Alex Barbier - BD - Village de Fillols, communautés d'artistes, par Aline

Alex Barbier, peintre et figure avant-gardiste de la bande dessinée est mort le 29 janvier à l'âge de 68 ans, ont annoncé les éditions Fremok.

 

Les éditions Fremok ont annoncé la disparition d'Alex Barbier "figure tutélaire" de la maison. "Il était et restera notre Pape pour toujours", précise le communiqué. Né en 1950 à Saint-Claude dans le Jura, Alex Barbier a commence comme professeur de dessin. Renvoyé pour "attitude subversive", il commence à publier des bandes dessinées dans Charlie Mensuel en 1974.

 

Couleurs vives, sexe, dès ses premières publications dans Charlie mensuel puis Hara-Kiri, au début des années 80, Alex Barbier dérange. Avec "Lycaons" (1979) et "Le Dieu du 12" (Albin Michel 1982) il s'impose comme une figure d'avant-garde. Il chamboule les codes narratifs en supprimant les bulles et les espaces entre les cases, et il est le premier à introduire la couleur en direct. "Il y a dans le travail de Barbier un flou, une abstraction qui amènent une tension narrative puissante", estime Thierry Van Hasselt, éditeur de Barbier aux éditions Fremok depuis le début des années 2000.

 

"Artiste damné et hors normes"

Entre 1982 et 1994, il se consacre à la peinture, puis revient dans les années 90 à la bande dessinée avec "Les Paysages de la nuit" et "Comme un poulet sans tête" (Delcourt, 1994).C'est à cette même époque qu'Alex Barbier rencontre les jeunes éditeurs de Fréon, qui deviendra Fremok.
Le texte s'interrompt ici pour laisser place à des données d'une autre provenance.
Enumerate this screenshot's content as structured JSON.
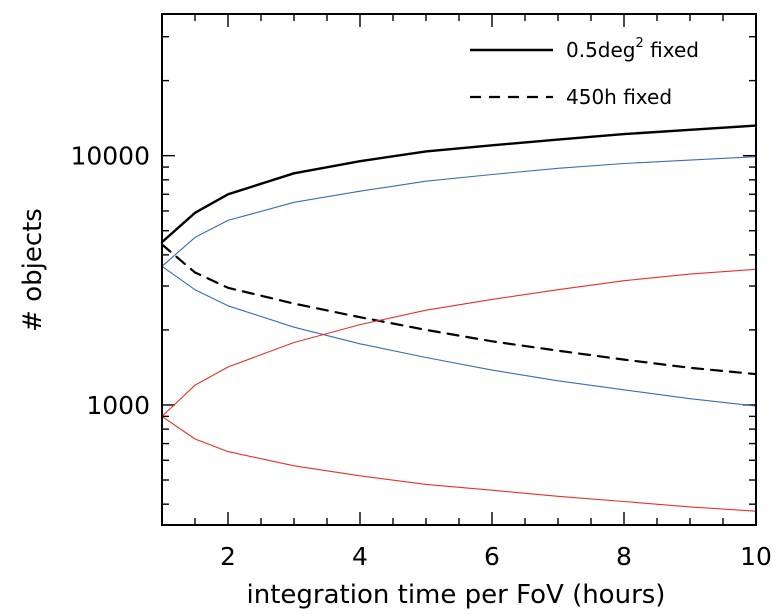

Fréon publie quelques pages en couleur dans sa revue Frigobox, puis compile ses peintures érotiques dans un recueil intitulé "De la chose", puis ses nouveaux livres : "Lettres au maire de V.", en 1998, "Autoportrait du vampire d’en face", en 2000, et "Pornographie d’une ville", en 2006 (Frémok) ), et réédite ses classiques épuisés ("Lycaons", "Le Dieu du 12").

 

En 2014, Alex Barbier avait fait ses adieux à la bande dessinée avec "Dernière bande" (Fremok) et une grande exposition rétrospective lui avait été consacrée en janvier 2015 au Festival d'Angoulême "retraçant l'itinéraire tumultueux d'un artiste damné et hors normes, en marge car transgressant sans cesse tous les codes narratifs et picturaux de la bande dessinée aussi bien que l'ordre établi, politique ou sexuel".

 

Alex Barbier a continué à peindre jusqu'à la fin de sa vie.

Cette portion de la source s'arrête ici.